First off, can I just say how lovely it was to (legally) watch a Doctor Who ep the same day as the UK? I felt this odd sense of pride when BBC America announced the simultaneous airdate. I remember this channel when it still played John Oliver-narrated bumpers that suggested viewers use captions because the accents can sometimes be difficult to understand. Aw. How far we've come.

* The episode started off gorgeous and wonderful. Then, like most Moffat Big Plotty Episodes, spiraled into an unwieldy ball of WTF. It's taken a re-watch, the DW Confidential, and some perusing of doctorwho and my new favorite comm starwhales to sufficiently understand what happened. Now, I get the plot. What I still don't get is how. How does the Doctor screw with time so much without collapsing all of time and space?
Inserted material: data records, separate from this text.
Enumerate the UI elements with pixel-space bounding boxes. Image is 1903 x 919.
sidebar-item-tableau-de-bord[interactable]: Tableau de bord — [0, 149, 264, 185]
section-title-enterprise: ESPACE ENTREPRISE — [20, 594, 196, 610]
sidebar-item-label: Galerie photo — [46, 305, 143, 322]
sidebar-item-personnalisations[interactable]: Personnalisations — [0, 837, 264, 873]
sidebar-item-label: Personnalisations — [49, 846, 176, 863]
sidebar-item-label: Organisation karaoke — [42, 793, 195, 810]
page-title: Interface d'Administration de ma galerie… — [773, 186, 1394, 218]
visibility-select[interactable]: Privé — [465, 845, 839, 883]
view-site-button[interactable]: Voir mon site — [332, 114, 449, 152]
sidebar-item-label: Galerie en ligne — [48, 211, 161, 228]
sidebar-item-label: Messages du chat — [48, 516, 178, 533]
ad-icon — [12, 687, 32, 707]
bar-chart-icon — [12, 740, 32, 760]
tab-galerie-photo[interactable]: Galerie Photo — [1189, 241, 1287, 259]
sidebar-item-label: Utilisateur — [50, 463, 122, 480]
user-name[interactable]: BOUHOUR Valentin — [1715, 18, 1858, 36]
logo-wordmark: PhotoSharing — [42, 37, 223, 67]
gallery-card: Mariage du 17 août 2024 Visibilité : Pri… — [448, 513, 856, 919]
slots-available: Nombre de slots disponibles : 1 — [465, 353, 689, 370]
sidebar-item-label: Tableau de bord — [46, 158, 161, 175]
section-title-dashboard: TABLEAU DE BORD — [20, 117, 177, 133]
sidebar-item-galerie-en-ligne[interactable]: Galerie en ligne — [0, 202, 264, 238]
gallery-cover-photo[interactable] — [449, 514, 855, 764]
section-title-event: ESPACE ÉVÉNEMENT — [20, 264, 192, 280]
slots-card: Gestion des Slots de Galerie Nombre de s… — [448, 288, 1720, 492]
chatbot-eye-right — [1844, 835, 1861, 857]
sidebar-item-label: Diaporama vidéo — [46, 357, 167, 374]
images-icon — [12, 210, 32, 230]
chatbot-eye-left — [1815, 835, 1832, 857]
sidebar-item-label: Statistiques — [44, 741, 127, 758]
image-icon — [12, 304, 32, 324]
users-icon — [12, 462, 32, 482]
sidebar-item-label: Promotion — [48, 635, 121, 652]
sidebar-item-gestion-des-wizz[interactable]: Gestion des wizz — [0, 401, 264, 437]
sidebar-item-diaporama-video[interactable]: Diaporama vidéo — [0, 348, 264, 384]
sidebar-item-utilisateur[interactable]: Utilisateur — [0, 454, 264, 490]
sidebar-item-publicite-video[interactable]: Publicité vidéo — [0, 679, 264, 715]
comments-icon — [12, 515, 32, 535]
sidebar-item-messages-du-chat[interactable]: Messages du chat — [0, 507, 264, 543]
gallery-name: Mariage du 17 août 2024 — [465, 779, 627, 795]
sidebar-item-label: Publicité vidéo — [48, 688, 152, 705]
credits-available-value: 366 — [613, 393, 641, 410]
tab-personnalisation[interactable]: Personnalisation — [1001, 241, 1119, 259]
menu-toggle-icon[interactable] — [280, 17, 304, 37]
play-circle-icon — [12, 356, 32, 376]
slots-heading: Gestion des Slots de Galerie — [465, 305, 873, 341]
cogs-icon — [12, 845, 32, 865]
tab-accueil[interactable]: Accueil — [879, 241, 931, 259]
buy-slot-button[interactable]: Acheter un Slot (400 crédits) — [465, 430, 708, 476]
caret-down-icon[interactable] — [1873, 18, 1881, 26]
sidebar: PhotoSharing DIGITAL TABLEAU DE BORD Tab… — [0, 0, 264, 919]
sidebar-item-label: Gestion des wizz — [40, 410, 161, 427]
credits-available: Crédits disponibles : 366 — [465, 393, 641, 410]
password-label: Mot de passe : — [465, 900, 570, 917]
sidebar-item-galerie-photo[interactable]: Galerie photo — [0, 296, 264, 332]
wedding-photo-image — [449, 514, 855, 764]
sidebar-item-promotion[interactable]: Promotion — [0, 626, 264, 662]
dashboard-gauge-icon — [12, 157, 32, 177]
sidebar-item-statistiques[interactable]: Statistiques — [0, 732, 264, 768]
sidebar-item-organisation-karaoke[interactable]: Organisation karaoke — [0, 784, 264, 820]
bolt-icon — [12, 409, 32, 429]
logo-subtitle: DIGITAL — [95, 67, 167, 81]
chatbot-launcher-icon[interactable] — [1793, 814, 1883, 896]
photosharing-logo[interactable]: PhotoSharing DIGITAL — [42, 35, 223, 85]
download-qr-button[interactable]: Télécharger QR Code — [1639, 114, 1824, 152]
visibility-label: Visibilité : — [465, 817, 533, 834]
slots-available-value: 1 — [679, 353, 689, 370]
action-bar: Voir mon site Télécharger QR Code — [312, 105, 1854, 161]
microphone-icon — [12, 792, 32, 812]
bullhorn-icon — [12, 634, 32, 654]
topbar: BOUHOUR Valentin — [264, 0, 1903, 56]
And I thought we learned from Ten's Time Lord Victorious Adventure that you don't change people's personal timelines just because you think you're doing the right thing. Then there's that small lesson in 'Father's Day' that you don't touch another version of yourself or the world will go boom.

* On that note, it bothers the crap out of me when Moffat ignores RTD's established time travel canons. The whole "Time can be rewritten" handwave is a more obvious way of ignoring canon than "wibbly wobbly timey wimey."

* Screwing with someone's personal timeline to change him seems like an awfully complicated solution as opposed to finding a vaguely science-y way of moving whatever cloud was crashing Amy and Rory's Honeymoon Space Ship of Borderline-Innappropriate-For-A-Kids'-Show Role Playing. I mean, I get that it's Christmas and the perfect time to make someone a better person. But really, there are easier ways around this, Doctor.

* Like every Eleven ep, and even more so in this one, this ep needed more Ponds. Amy and Rory need to forever be around being all amusing and awesome and such.

* Can the Doctor visit teenaged Michael Gambon Kazran again? Because I wouldn't mind spending a few more Christmas Eves with him. Just sayin'.

* I've decided that the main difference between Ten and Eleven for me is how they deal with their emo demons: Whenever someone mentions losing someone/having a broken heart, Eleven just sort of looks likes he's doing a good job of hiding his deep-seeded loneliness. Ten, on the other hand, would stare heartbrokenly into middle distance while a small storm cloud rained on his head.

* It's taken a season, but I think I've really come to accept Matt Smith as the Doctor, especially after his entrance through the chimney and his scene with young Kazran. It was almost like I finally saw that inherent--for lack of better word--marvelousness that makes the Doctor the Doctor. For the first time, I wasn't thinking that this was the Eleventh Doctor; he was just the Doctor. It's a Christmas miracle!

* "MARILYN, GET YOUR COAT!" HEE! Probably the best part of the whole episode. The Doctor really would get married to spite his companions who were ignoring him. Side note: I love that this made it onto Marilyn Monroe's Wikipedia page.

* "Kazran, look: It's either [kissing Abigail] or going to your room and designing a new screwdriver. Don't make my mistake." I'm choosing to ignore the euphemism. Instead, I'm just imagining Ten being really confused by Rose's flirting, then going off to his room and designing what will become Eleven's screwdriver.

* If I ignore basically all of the plot, it really was quite a wonderful Christmas special what with the flying space shark and multiple Christmas Eves and the Doctor tumbling out of a chimney and being all sorts of marvelous. Moffat was really on it with the one-liners, too. Also, Matt Smith seems to be at his most charming when he's working with children. He and young Kazran were so very lovely together.

* As for the Series 6 trailer, it always makes me nervous when Rory isn't in a shot with Amy and the Doctor. S5 traumatized me. I adore him so. They wouldn't kill him off again, would they? Nah. They wouldn't. ...Would they? What I wouldn't mind them doing away with is River. I've only grown to tolerate her; I'm definitely not in a place where I'm looking forward to a Nekkid!River storyline. Let's just bring on the Ood again and move it along.